TRAVEL: Touring the outback with a former wrestler
I FIND myself gasping for breath and wondering what possessed me to challenge bush poet, tour guide and former wrestler Tom Lockie to demonstrate a "Canadian Blackout" submission move.
His hands are thrust under my arms from behind and my chin is pressed sharply into my chest.
I laugh through the pain and growing shortness of breath.
"You can hold an 18-stone, six-foot tall wrestler like this," Lockie explains at the century-old historic Globe Hotel, now reopened as a multi-million-dollar community cultural precinct. "Your opponent has 12 to 15 seconds to submit, otherwise he blacks out."
The lively, barrel-chested 73-year-old, known in his day as Tiny Tom, has lived in Barcaldine since 1965, and has tried his hand at most jobs, from working rodeo circuits, timber felling, fence making, cutting cane, baking bread, mustering, running trucks, bulldogging and calf roping.
As a young man, a bare-footed Lockie would handcut and shovel-load 12 tonnes of cane each day in Nambour. "If you saw a bloke having a good feed in the morning, you knew he'd been out in the field," he says.
"One day I ate 11 Weet-Bix while I was waiting for my fried breakfast to cook. Thing is, I never even liked Weet-Bix."
His best year was 1964, when he earned 1100 pounds in 18 weeks, drove a new Triumph sports car, and paid more tax than his father earned.
Nowadays, he runs the highly regarded Artesian Country Tours that offers tourists a glimpse of ancient Aboriginal life, visiting rock-art sites and caves in and around Barcaldine.
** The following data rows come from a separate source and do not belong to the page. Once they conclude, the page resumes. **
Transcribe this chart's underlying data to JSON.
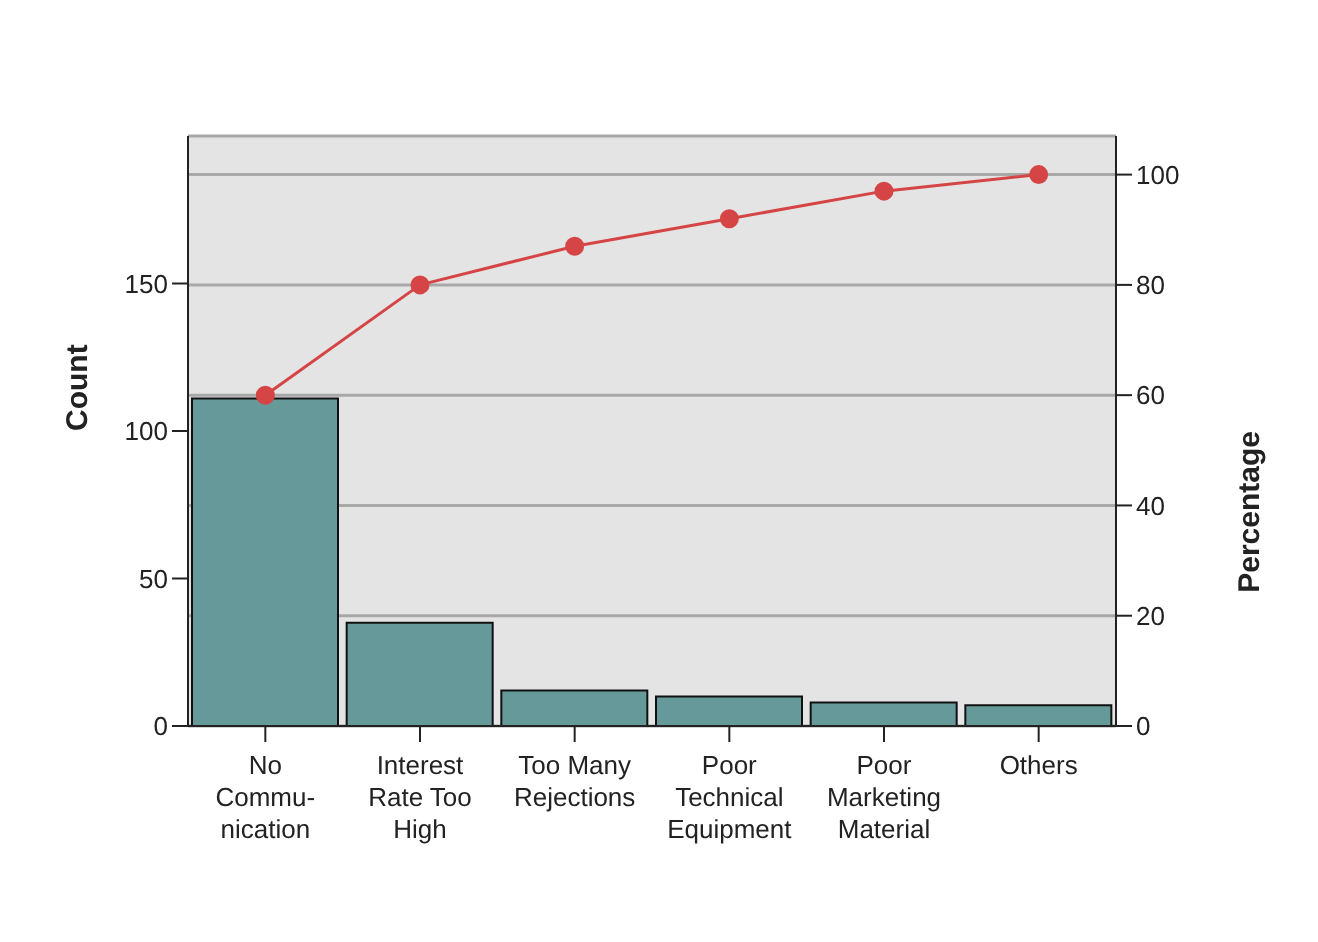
{
  "chart_data": {
    "type": "bar",
    "ylabel": "Count",
    "y2label": "Percentage",
    "categories": [
      "No\nCommu-\nnication",
      "Interest\nRate Too\nHigh",
      "Too Many\nRejections",
      "Poor\nTechnical\nEquipment",
      "Poor\nMarketing\nMaterial",
      "Others"
    ],
    "series": [
      {
        "color": "#669999",
        "values": [
          111,
          35,
          12,
          10,
          8,
          7
        ]
      },
      {
        "type": "line",
        "axis": "y2",
        "color": "#d64545",
        "marker": "circle",
        "values": [
          60,
          80,
          87,
          92,
          97,
          100
        ]
      }
    ],
    "ylim": [
      0,
      200
    ],
    "yticks": [
      0,
      50,
      100,
      150
    ],
    "y2lim": [
      0,
      107
    ],
    "y2ticks": [
      0,
      20,
      40,
      60,
      80,
      100
    ],
    "grid": "y"
  }
}
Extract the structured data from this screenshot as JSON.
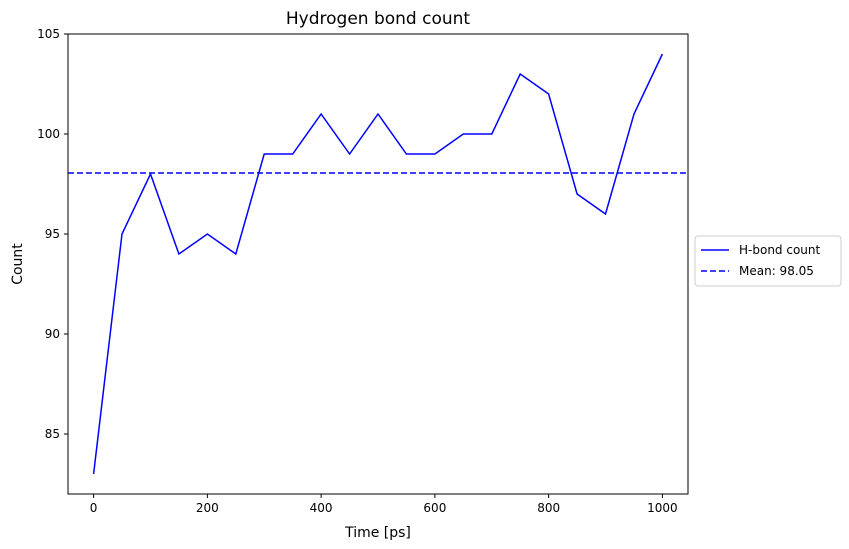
{
  "chart_data": {
    "type": "line",
    "title": "Hydrogen bond count",
    "xlabel": "Time [ps]",
    "ylabel": "Count",
    "xlim": [
      -45,
      1045
    ],
    "ylim": [
      82,
      105
    ],
    "x_ticks": [
      0,
      200,
      400,
      600,
      800,
      1000
    ],
    "y_ticks": [
      85,
      90,
      95,
      100,
      105
    ],
    "grid": false,
    "legend_position": "right-outside",
    "series": [
      {
        "name": "H-bond count",
        "color": "#0000ff",
        "style": "solid",
        "x": [
          0,
          50,
          100,
          150,
          200,
          250,
          300,
          350,
          400,
          450,
          500,
          550,
          600,
          650,
          700,
          750,
          800,
          850,
          900,
          950,
          1000
        ],
        "values": [
          83,
          95,
          98,
          94,
          95,
          94,
          99,
          99,
          101,
          99,
          101,
          99,
          99,
          100,
          100,
          103,
          102,
          97,
          96,
          101,
          104
        ]
      }
    ],
    "reference_lines": [
      {
        "name": "Mean: 98.05",
        "orientation": "horizontal",
        "value": 98.05,
        "color": "#0000ff",
        "style": "dashed"
      }
    ]
  }
}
Lockie is one of a host of local stars who bring Queensland's Central West to life.
Cheryl Thompson is another such character. The owner-manager of Ridgee Didge Cafe, Thompson, a descendant of the Iningai people, has returned to her home town after 20 years.
She is back to build opportunities for local indigenous people.
The ambience at the Ridgee Didge is warm and friendly, the food is great, and there's art for sale, free internet and delicious, locally roasted Coolamon Coffee.
"We want the atmosphere and the food here to be on a par with that of our big cities," Thompson says.
Make sure you visit the indigenous arts centre at the Central West Aboriginal Corporation's Red Shed, in Boree St, where you can buy hand-made ceramics, artefacts and paintings.
Across the road from the Ridgee Didge is Barcaldine's chief attraction - the Tree of Knowledge memorial.
During the tumultuous months of 1891, the ghost gum that stood here became the gathering place for what became the Queensland Shearers' Union and therefore the founding place of the Australian Labor movement.
The tree became a symbol for the "fair go", although this didn't prevent vandals mysteriously poisoning and setting fire to the tree in 2006.
The heritage-listed ghost gum is now preserved for posterity underneath a $5 million, 18-metre-high timber and steel structure that is spectacularly lit in gorgeous dappled light at night.
Heading 28km out of Barcy, nature lovers shouldn't miss the chance to check out Lara Station and Wetlands. There are tranquil, shady camping spots and you can relax in the naturally heated mineral pools or take a kayak out on to the wetlands.
The writer was a guest of Outback Queensland and QR. The Spirit of the Outback-themed train travels twice weekly from Brisbane to Barcaldine and return (via Rockhampton).